I thought about it, and about how the Marketplace worked. “You’re not going to find it in the Marketplace,” I said.
“But that is where we were told—” she started, but I held up my hand.
“You were told that it was headed for Crossroads, right? There are two markets here. The Night Market is different than the main Marketplace. It’s a black market, where stolen goods, slaves, and forbidden weapons are sold, and other nefarious business is done. I know it exists, but I have very few connections into it. Basically, I can find almost anything I would ever want in the main Marketplace. The rest is available in the Night Market—if you can find it. It’s not going to be easy, Sis.”
“I just need to find it before it goes up for auction. If I can buy it back, then things will be fine.”
“You just told me it was priceless. How do you think you’re going to buy it back? Do you have any idea what kind of insane prices some collectors will pay for things like that?”
“I’m authorized to offer more than sixty-six thousand ounces of gold—the equivalent of one hundred million Euros—for it.”
That stopped me in my tracks, my jaw agape. Karina walked on a few steps before realizing I wasn’t at her side. She turned around, took in my obviously astonished expression, and grinned.
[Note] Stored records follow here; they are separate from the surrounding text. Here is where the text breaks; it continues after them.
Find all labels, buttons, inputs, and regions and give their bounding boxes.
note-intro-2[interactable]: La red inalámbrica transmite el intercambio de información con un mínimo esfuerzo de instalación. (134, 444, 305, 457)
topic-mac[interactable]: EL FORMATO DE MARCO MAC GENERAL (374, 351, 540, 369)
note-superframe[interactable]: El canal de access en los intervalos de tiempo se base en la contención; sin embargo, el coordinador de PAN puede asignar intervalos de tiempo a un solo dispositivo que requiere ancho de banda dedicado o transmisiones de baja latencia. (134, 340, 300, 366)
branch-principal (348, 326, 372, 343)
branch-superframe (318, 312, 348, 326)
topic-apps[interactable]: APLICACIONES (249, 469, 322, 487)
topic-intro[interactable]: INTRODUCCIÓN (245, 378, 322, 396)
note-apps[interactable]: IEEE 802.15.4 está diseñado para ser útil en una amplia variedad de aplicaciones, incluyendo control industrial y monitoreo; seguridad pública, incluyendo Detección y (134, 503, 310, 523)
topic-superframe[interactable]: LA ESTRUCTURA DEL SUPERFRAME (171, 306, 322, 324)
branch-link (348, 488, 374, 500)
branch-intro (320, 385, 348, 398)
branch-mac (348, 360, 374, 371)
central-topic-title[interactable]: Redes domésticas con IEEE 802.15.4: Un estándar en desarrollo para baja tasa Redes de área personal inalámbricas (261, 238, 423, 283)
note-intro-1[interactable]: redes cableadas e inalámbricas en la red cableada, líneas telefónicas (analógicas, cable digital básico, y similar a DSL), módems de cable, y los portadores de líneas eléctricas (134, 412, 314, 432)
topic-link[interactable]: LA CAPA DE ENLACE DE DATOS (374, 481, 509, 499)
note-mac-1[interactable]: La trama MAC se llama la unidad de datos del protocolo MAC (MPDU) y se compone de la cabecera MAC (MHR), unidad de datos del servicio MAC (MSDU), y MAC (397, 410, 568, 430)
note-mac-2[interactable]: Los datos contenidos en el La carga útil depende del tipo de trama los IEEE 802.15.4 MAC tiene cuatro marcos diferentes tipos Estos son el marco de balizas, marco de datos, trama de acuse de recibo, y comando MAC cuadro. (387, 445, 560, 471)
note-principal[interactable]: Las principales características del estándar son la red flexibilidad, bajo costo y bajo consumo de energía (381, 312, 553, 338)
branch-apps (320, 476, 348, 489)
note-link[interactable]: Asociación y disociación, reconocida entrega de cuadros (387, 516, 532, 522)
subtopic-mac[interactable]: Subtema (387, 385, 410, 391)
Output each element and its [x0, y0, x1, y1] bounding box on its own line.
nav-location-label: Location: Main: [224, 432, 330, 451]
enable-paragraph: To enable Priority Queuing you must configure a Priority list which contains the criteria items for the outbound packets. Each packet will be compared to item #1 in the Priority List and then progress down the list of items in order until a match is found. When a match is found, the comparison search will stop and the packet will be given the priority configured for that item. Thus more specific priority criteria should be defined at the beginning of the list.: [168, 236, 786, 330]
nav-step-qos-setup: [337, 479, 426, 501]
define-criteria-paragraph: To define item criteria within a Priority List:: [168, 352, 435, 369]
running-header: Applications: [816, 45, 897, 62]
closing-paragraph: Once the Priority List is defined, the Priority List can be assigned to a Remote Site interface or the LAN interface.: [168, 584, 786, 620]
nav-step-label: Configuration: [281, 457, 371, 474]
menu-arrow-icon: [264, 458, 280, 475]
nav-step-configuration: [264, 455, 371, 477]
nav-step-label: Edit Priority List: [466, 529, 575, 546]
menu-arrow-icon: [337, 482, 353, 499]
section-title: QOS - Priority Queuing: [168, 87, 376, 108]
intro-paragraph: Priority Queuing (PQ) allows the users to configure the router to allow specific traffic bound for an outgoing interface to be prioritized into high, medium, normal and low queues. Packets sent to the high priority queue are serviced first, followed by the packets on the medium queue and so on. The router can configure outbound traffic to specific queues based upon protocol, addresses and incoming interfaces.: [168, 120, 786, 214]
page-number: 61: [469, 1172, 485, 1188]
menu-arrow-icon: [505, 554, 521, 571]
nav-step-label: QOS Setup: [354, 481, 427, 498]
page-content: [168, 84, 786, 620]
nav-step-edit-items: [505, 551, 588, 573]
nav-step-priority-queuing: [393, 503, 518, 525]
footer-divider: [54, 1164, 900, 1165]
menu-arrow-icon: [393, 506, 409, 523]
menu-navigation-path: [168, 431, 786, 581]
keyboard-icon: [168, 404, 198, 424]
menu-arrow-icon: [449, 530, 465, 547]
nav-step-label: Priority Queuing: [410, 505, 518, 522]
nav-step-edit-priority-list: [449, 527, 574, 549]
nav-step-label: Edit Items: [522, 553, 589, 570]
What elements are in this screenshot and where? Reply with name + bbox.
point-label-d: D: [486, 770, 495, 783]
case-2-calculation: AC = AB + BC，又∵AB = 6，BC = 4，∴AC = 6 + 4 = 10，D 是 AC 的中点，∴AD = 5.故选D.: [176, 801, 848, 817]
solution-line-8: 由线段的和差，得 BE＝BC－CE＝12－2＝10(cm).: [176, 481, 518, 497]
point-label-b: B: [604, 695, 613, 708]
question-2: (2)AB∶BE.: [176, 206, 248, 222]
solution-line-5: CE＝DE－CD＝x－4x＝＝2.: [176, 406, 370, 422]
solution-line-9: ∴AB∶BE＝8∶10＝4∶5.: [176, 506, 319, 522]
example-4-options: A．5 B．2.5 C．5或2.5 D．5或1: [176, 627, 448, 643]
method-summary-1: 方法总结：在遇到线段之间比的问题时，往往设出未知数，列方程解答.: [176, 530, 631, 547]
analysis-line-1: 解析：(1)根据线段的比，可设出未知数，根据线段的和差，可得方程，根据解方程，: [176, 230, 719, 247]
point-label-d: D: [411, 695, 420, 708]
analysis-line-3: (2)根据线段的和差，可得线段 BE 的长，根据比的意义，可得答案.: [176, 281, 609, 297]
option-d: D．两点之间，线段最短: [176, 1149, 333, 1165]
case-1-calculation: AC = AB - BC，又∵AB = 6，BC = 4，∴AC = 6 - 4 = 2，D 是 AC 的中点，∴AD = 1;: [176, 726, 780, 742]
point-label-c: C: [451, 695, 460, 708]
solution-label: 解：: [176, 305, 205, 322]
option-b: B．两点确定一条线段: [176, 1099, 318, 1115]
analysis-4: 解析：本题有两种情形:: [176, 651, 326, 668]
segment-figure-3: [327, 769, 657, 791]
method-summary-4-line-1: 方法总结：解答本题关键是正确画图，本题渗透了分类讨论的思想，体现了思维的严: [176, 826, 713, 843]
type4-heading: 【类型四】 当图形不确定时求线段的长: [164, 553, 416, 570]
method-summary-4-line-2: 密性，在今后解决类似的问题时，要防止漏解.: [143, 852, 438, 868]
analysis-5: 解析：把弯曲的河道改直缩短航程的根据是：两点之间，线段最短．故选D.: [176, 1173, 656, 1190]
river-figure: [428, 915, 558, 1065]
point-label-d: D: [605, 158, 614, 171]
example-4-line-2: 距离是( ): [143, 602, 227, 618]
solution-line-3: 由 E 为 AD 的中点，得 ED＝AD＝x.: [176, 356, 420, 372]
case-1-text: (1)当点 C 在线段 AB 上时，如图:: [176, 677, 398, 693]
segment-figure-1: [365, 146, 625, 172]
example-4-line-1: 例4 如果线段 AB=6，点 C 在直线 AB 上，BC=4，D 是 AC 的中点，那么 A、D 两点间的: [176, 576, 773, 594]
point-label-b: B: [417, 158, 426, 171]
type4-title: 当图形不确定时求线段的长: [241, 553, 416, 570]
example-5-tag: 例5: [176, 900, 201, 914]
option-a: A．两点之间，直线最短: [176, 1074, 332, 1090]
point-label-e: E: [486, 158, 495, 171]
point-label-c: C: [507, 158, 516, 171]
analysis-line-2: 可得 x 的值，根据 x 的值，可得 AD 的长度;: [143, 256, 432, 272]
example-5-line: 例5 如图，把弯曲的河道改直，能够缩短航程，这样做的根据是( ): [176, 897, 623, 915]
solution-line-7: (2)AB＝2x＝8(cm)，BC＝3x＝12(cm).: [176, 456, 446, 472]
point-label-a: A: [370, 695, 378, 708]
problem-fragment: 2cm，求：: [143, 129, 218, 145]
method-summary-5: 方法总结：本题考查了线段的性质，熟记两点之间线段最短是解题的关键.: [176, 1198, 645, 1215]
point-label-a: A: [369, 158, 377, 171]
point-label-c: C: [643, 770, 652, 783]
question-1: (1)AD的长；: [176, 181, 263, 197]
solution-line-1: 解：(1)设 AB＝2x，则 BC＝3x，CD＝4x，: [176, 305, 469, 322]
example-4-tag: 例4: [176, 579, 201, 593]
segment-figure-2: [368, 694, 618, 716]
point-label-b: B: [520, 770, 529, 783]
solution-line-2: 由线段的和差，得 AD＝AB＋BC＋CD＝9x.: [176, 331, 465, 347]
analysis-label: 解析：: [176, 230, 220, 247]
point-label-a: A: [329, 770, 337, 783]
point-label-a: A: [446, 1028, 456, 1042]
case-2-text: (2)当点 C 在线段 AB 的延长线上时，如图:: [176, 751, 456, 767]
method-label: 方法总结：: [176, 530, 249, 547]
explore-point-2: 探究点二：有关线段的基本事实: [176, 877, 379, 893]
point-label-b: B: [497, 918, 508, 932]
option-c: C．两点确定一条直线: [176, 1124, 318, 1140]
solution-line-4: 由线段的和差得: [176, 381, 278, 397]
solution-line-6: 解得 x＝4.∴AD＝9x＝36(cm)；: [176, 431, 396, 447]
“I’m quite aware we’re in the big leagues. And if someone isn’t reasonable, then we have to steal it back.”
“We? People playing with that kind of money don’t give a damn about Human life.”
“I’m quite aware of that. That’s why the Library sent a mage.”
“Dear Goddess. You’ve gone mad.”
She walked back to me, hooked her arm through mine, and pulled me along.
“Mum wouldn’t be surprised at all. She’s always said we were crazy.”
“That was when we were both sober. You’ve been smoking some weird shit.”
Around five o’clock, when I noticed more people and traffic on the streets, I steered us to my local pub, where my Dublin friends usually met after work. We got there a little ahead of everyone, so our usual table was empty, but the barman recognized me, waved, and smiled. Then he saw Karina and his jaw dropped. She still had her hair pulled back in a braid, so we definitely looked like a double image.
“Hi, Mike. This is my sister, Karina. She’s in town visiting for a while.”
“I’ll bet you drove your mum crazy,” he said, and we both laughed.
We ordered a couple of pints and claimed the table in the corner where my group always sat.
“How’s the food?” Karina asked.
“Very good, and very Irish.”
A few minutes later, my best friends, Donny and Siobhan, came in, grabbed their drinks at the bar, and walked over to the table. Halfway there, they stopped and stared.
“My split personality had an accident,” I said.